À la suite du sondage réalisé sur ce blog, nous avons le plaisir de vous offrir en libre accès l’article du numéro d’été 2023 de Politique étrangère (n° 2/2023) que vous avez choisi d'(é)lire : « L’Inde dans le jeu des puissances, entre Ukraine et G20 », écrit par Jean-Luc Racine, directeur de recherche émérite au CNRS (Centre d’études sud-asiatiques et himalayennes, École des hautes études en sciences sociales) et chercheur senior à Asia Centre.

Image de fond : fondu d'orange et vert (couleurs du drapeau de l'Inde), logo du G20 en blanc par-dessus. Au premier plan, couverture du numéro 2 de Politique étrangère "Turquie, les ambitions bridées", logos de PE et de l'Ifri.

Narendra Modi, Premier ministre largement reconduit aux législatives de 2019, avait affirmé dans son programme électoral : « Nous croyons que l’heure de l’Inde est venue. Elle émerge comme puissance, et se connecte aux acteurs du monde multipolaire. L’essor de l’Inde est la nouvelle réalité, et nous jouerons un rôle majeur pour façonner l’agenda global du XXIe siècle. » Quatre ans plus tard, alors que les célébrations du 75e anniversaire de l’indépendance sont closes, le discours officiel et nombre de commentateurs indiens s’emballent, voyant dans la présidence indienne du G20 l’opportunité de peser sur l’évolution du système mondial. Pourtant, à l’Organisation des Nations unies (ONU) qu’elle voudrait réformer, l’Inde multiplie les abstentions lors de votes significatifs, sur l’Ukraine mais pas seulement. Cette dichotomie mérite examen. Un examen complexe, le régime déployant en permanence une politique de communication – ou de propagande – qui affiche sur le plan international des valeurs qui ne sont pas toujours mises en pratique en interne.

On portera d’abord attention à la volonté indienne de puissance et au discours qu’elle suscite, avant d’analyser le choix abstentionniste sur l’Ukraine, puis d’aborder le discours parallèle accompagnant la présidence du G20 et ses premiers résultats. On s’interrogera in fine sur le statut de l’Inde sur la scène mondiale : puissance d’équilibre ou puissance en quête d’équilibre ?

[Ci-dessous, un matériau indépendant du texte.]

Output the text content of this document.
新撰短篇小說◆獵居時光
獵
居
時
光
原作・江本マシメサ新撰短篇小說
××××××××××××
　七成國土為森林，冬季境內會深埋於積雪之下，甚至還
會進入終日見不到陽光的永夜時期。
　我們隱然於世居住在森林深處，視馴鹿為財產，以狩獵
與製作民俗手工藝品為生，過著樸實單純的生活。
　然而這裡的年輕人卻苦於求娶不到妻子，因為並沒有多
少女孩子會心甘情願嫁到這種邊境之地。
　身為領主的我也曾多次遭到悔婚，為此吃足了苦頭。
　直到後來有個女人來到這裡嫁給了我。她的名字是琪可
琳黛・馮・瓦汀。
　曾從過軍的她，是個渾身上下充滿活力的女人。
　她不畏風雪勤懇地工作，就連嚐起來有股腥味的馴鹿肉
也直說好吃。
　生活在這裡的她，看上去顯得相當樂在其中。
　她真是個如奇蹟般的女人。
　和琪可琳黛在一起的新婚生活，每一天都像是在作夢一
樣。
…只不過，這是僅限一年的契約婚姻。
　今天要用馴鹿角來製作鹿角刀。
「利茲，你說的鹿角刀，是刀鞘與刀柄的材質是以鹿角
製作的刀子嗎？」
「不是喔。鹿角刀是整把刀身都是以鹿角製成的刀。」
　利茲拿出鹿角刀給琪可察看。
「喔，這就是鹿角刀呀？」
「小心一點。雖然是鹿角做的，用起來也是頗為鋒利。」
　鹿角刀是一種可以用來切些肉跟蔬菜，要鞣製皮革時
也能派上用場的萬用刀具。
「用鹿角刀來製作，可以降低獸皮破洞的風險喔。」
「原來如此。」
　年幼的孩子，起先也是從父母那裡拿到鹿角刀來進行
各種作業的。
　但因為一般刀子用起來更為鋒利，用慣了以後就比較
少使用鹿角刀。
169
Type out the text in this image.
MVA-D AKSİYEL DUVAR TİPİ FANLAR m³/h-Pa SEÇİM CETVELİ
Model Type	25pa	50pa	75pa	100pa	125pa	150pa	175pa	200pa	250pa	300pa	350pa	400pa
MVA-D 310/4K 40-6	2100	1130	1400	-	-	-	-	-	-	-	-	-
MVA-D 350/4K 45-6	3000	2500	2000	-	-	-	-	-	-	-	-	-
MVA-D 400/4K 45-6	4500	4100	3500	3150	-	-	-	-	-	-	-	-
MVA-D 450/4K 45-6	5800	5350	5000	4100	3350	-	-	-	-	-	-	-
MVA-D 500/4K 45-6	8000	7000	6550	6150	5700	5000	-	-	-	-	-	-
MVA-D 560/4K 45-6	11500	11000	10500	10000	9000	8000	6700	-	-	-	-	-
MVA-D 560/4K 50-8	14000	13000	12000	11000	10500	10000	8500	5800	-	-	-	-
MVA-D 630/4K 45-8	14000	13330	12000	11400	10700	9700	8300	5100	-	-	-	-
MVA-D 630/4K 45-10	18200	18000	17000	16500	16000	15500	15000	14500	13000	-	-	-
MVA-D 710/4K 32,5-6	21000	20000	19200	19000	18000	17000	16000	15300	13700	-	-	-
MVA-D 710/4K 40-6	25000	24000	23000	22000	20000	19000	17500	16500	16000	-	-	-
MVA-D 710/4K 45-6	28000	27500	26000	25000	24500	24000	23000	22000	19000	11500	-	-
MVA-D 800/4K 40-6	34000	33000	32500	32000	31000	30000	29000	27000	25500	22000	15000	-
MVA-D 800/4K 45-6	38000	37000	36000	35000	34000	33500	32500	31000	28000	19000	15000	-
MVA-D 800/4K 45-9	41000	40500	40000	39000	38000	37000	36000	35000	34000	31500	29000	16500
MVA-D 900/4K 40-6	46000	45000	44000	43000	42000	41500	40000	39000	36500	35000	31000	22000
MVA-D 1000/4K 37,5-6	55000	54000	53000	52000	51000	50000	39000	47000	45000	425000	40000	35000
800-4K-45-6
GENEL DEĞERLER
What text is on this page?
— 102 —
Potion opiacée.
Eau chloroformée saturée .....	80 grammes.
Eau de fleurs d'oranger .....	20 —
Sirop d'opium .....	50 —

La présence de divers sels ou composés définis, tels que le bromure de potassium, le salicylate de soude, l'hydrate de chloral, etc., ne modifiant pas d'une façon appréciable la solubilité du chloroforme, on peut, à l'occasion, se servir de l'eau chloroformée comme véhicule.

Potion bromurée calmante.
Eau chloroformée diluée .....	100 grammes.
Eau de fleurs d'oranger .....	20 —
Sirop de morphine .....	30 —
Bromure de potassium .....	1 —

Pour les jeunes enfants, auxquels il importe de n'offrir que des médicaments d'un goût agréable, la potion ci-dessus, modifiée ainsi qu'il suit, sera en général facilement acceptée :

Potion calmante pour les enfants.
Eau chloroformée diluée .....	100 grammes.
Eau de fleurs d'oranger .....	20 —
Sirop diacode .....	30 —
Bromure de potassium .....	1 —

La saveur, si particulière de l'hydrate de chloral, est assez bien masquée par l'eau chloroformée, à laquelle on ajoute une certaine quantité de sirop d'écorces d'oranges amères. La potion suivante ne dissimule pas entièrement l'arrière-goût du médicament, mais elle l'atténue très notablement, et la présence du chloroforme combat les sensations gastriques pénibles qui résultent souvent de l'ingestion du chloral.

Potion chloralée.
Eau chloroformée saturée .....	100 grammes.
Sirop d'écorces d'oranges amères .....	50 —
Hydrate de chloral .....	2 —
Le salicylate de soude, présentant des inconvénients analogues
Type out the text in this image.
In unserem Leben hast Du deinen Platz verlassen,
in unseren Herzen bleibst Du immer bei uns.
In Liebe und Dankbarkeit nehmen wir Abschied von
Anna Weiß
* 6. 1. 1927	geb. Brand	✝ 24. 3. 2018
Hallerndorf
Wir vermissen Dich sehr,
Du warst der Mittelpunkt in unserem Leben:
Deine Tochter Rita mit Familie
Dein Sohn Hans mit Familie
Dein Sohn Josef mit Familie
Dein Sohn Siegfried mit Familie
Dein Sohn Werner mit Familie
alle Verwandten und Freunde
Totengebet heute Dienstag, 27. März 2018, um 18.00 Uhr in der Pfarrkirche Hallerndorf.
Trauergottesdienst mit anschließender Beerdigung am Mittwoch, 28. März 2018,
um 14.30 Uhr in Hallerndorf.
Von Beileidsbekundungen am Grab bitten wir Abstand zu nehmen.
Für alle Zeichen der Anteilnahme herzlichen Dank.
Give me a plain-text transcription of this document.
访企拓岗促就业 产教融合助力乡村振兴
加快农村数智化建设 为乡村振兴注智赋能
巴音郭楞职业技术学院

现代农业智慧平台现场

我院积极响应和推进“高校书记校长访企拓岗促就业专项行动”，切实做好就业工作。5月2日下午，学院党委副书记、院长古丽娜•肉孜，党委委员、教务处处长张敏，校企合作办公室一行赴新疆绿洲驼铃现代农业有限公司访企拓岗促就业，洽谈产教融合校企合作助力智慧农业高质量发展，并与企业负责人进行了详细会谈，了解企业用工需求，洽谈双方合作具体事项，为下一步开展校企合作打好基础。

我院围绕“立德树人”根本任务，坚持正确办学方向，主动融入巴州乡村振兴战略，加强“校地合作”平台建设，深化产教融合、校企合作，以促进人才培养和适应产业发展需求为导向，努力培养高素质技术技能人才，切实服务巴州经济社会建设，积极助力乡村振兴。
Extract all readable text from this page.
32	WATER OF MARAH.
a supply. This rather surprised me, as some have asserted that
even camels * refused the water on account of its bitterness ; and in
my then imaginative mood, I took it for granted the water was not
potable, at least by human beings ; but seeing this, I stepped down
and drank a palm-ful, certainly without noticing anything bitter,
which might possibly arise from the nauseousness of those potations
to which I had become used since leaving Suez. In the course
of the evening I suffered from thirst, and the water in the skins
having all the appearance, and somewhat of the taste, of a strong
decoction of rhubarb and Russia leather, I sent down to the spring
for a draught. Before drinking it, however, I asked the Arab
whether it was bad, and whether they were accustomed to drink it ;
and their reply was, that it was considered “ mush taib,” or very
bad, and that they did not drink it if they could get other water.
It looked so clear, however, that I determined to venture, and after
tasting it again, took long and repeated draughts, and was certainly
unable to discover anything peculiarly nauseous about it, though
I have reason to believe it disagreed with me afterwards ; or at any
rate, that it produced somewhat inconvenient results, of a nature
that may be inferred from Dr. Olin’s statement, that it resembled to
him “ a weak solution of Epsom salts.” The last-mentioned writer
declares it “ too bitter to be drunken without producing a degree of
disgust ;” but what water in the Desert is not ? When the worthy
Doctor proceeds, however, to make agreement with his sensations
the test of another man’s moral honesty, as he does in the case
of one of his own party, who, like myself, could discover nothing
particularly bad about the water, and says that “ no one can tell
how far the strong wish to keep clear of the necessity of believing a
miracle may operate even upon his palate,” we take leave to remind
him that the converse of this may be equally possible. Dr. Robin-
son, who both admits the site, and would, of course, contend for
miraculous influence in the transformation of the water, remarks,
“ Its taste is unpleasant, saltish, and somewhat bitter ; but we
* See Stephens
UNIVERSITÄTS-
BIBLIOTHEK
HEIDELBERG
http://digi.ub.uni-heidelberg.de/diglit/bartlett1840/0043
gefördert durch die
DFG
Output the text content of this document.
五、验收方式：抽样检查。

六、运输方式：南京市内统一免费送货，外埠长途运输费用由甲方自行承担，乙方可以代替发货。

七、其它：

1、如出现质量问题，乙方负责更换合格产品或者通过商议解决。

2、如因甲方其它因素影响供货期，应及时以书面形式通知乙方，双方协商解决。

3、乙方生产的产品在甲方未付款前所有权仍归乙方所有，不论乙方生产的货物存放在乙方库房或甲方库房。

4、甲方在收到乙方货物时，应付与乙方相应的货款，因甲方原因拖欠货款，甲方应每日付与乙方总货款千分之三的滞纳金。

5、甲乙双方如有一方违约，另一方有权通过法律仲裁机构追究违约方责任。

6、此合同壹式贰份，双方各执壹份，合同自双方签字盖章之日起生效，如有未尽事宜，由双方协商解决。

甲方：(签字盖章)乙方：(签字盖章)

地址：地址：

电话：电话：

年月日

Le discours sur la puissance
Dans son introduction au dernier Dialogue Raisina – conférence organisée début mars 2023 à New Delhi, devenue l’un des rendez-vous mondiaux des affaires géopolitiques, stratégiques et géoéconomiques –, le Foreign Secretary indien Vinay Mohan Kwatra, plus haut fonctionnaire du ministère des Affaires étrangères, soulignait « la confiance en soi, les ambitions et les capacités croissantes de l’Inde » ainsi que sa volonté de « chercher des solutions collectives aux problèmes communs ». Il a cité la phrase sanscrite devenue le leitmotiv du discours diplomatique indien : Vasudhaiva Kutumbakam (le monde est une famille), que complète le slogan de Narendra Modi mis en exergue de la présidence indienne du G20, ouverte le 1er décembre 2022, « Une terre, une famille, un avenir » (sous-entendu : « en commun »).

Les deux thèmes qui structurent cette approche sont le passage annoncé du statut de pays émergent à celui de puissance et ce que l’Inde compte accomplir comme présidente du G20, avec, en toile de fond, la lecture indienne de l’ordre et du désordre d’un monde marqué par le choc de la pandémie du Covid-19, les effets du changement climatique et une polarisation géopolitique croissante, aggravée par le conflit en Ukraine et ses contrecoups économiques de portée globale.

L’Inde émergente est un fait. Est-elle pour autant une nouvelle grande puissance ? En dépassant le cap de 1,429 milliard d’habitants, l’Inde devient en 2023 le pays le plus peuplé du monde, à la suite du vieillissement de la population chinoise. L’âge moyen de la population indienne est de 28 ans, contre 39 ans en Chine, mais ce « dividende démographique » constitue-t-il un atout solide, au vu du marché de l’emploi ? Cinquième puissance économique par son produit intérieur brut (PIB) depuis 2019, l’Inde a dépassé le Royaume-Uni et la France avec un taux de croissance, après le rattrapage post-Covid-19, de l’ordre de 6 % – le plus élevé des principaux acteurs économiques mondiaux.